Energy output characteristics of an enhanced aluminized explosive: Impact of Al-Li alloy fuel

Abstract

Applying new alloy fuels is critical for improving the energy release characteristics of aluminized explosives. Al-Li alloy fuel has become a promising fuel for metallized explosives due to its low ignition temperature, short ignition delay, and fast combustion rate. In this study, three different Al-Li alloy fuels (Li content 2 %, 5 %, and 10 %) were selected to replace pure Al particles, and their effect on oxidation, ignition, and combustion characteristics were examined. Thermogravimetric-differential scanning calorimetry revealed that using Al-Li alloy can cause early oxidation and increase the oxidation rate and weight gain, which is positively correlated with the Li content. Furthermore, the oxygen bomb calorimeter, closed bomb, and laser ignition measurements revealed that adding Li can promote the ignition and combustion of Al and increase its combustion calorific value. Among them, AlLi₁₀ demonstrated the most balanced combination of high combustion calorific value, high combustion intensity, and short ignition delay.
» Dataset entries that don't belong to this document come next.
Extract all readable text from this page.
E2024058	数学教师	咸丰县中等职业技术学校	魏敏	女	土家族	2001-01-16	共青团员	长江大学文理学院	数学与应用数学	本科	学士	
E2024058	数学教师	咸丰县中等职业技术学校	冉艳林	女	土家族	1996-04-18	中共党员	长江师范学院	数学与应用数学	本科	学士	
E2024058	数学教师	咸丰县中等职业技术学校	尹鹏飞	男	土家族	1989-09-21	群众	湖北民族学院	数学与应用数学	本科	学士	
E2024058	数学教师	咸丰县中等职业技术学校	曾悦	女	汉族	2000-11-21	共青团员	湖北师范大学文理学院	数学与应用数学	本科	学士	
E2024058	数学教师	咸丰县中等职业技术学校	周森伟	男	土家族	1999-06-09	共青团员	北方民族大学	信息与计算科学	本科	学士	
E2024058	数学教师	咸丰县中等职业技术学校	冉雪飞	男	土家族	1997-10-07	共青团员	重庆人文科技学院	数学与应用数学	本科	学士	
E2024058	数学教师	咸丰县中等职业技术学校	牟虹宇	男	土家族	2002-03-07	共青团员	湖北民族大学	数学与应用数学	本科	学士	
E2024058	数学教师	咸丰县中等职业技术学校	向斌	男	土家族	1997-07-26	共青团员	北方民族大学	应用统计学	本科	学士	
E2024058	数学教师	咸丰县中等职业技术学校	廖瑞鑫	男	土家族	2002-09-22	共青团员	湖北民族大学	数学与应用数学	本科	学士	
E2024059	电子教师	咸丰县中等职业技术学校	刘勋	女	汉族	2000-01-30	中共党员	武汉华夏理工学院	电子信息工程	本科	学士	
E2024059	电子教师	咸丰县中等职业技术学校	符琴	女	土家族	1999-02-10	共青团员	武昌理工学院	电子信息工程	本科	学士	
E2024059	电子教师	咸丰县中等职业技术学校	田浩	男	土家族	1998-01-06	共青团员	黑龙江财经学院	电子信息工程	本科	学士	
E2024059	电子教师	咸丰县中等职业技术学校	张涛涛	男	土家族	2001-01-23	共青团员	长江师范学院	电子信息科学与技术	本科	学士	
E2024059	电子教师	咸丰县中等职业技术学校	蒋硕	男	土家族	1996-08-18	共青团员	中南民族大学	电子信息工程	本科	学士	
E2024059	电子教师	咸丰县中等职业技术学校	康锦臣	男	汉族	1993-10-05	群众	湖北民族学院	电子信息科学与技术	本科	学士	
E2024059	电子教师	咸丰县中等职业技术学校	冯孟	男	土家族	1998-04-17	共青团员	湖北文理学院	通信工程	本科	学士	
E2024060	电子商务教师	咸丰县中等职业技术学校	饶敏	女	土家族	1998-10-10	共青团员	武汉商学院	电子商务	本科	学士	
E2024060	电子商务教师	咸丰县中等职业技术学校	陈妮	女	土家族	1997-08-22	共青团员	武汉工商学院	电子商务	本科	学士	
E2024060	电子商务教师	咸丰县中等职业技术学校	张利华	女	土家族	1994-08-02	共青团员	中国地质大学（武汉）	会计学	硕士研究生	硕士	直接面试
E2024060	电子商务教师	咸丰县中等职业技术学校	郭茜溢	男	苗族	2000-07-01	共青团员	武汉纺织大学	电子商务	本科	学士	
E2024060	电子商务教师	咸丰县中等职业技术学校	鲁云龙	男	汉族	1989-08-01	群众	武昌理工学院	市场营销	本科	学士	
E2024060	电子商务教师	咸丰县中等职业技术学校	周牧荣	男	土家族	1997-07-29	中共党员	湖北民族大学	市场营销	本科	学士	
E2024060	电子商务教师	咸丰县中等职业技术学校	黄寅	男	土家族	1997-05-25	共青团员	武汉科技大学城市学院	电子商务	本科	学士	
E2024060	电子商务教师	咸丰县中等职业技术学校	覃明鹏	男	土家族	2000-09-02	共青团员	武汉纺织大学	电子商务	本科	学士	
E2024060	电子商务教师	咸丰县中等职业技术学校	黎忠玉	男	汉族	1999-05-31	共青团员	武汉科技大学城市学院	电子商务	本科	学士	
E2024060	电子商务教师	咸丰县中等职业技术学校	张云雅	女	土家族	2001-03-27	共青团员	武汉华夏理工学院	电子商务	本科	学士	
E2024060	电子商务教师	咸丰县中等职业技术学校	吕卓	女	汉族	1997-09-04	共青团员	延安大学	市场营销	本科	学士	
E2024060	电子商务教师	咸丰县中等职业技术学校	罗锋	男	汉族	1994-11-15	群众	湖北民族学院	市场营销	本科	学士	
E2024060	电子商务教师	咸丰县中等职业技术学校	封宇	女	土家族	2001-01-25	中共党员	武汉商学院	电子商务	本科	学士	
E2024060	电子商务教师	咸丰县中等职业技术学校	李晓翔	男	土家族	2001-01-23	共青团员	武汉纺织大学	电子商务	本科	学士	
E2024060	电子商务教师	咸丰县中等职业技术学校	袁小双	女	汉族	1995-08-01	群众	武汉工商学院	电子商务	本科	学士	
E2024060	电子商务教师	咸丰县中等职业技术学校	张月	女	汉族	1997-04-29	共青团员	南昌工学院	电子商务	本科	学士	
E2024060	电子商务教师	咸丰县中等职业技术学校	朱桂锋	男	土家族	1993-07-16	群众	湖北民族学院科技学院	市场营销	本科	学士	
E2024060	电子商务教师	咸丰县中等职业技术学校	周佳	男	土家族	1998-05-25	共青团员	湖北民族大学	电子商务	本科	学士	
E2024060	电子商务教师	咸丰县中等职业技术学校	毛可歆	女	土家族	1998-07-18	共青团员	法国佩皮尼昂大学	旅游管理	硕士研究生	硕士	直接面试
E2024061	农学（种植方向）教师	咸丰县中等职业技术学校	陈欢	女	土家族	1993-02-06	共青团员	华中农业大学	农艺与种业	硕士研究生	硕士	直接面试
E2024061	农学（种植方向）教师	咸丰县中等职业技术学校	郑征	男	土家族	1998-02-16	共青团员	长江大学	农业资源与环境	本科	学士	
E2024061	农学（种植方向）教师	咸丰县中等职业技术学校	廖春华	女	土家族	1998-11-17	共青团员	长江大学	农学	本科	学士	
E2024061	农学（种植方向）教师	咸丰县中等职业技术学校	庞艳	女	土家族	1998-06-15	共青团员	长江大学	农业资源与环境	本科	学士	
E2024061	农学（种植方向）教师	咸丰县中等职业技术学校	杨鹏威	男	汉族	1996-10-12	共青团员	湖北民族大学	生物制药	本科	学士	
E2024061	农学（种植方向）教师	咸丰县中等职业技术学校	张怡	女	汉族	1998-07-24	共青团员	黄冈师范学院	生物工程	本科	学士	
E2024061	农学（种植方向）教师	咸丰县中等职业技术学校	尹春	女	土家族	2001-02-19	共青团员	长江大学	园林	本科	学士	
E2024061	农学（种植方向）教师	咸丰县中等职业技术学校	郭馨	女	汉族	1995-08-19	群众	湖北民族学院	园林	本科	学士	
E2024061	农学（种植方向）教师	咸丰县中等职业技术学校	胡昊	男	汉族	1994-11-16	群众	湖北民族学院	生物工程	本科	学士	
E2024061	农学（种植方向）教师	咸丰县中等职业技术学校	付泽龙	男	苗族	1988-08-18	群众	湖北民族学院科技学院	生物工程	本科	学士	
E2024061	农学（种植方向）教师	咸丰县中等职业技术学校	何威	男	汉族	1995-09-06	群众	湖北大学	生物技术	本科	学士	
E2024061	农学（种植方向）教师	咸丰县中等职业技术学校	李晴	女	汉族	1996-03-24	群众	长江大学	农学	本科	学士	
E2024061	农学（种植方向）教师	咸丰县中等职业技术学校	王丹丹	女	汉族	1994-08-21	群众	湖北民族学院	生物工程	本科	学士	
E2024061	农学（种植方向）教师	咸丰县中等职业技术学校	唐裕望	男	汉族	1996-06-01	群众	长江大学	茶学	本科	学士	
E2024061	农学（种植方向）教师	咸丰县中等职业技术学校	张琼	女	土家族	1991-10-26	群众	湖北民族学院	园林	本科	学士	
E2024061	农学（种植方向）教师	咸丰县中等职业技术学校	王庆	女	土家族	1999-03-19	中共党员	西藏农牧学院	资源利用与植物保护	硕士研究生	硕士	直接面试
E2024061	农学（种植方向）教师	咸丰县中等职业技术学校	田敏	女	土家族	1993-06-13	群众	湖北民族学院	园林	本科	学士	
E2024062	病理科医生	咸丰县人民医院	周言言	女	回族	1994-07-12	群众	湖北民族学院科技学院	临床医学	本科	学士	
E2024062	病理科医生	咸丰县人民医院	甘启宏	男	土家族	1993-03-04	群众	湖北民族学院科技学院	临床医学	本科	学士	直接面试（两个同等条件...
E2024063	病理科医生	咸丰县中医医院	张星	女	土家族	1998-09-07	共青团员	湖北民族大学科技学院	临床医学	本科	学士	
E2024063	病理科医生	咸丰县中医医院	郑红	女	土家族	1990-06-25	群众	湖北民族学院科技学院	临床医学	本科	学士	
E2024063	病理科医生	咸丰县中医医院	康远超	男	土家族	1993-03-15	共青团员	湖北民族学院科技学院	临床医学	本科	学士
Additionally, aging experiments demonstrated that alloy fuels with more Li content are more easily oxidized, which makes it easy to react with HTPB and affects the safety of explosives. The designed HMX/AlLi₂/HTPB explosive samples demonstrated improved detonation heat, detonation velocity, detonation field temperature, and near-field shock wave overpressure of the explosive when using Al-Li alloy fuel due to the ignition and combustion characteristics of Al-Li alloy fuel. Furthermore, the study explained the energy output structure of highly active alloy fuels in metalized explosive systems and proposed a micro-explosion refinement reaction model of Al-Li alloy fuel in the post-detonation combustion zone. The findings of this study may serve to develop AlLi₂ alloy fuel as an attractive candidate for metalized explosives to enhance energy release.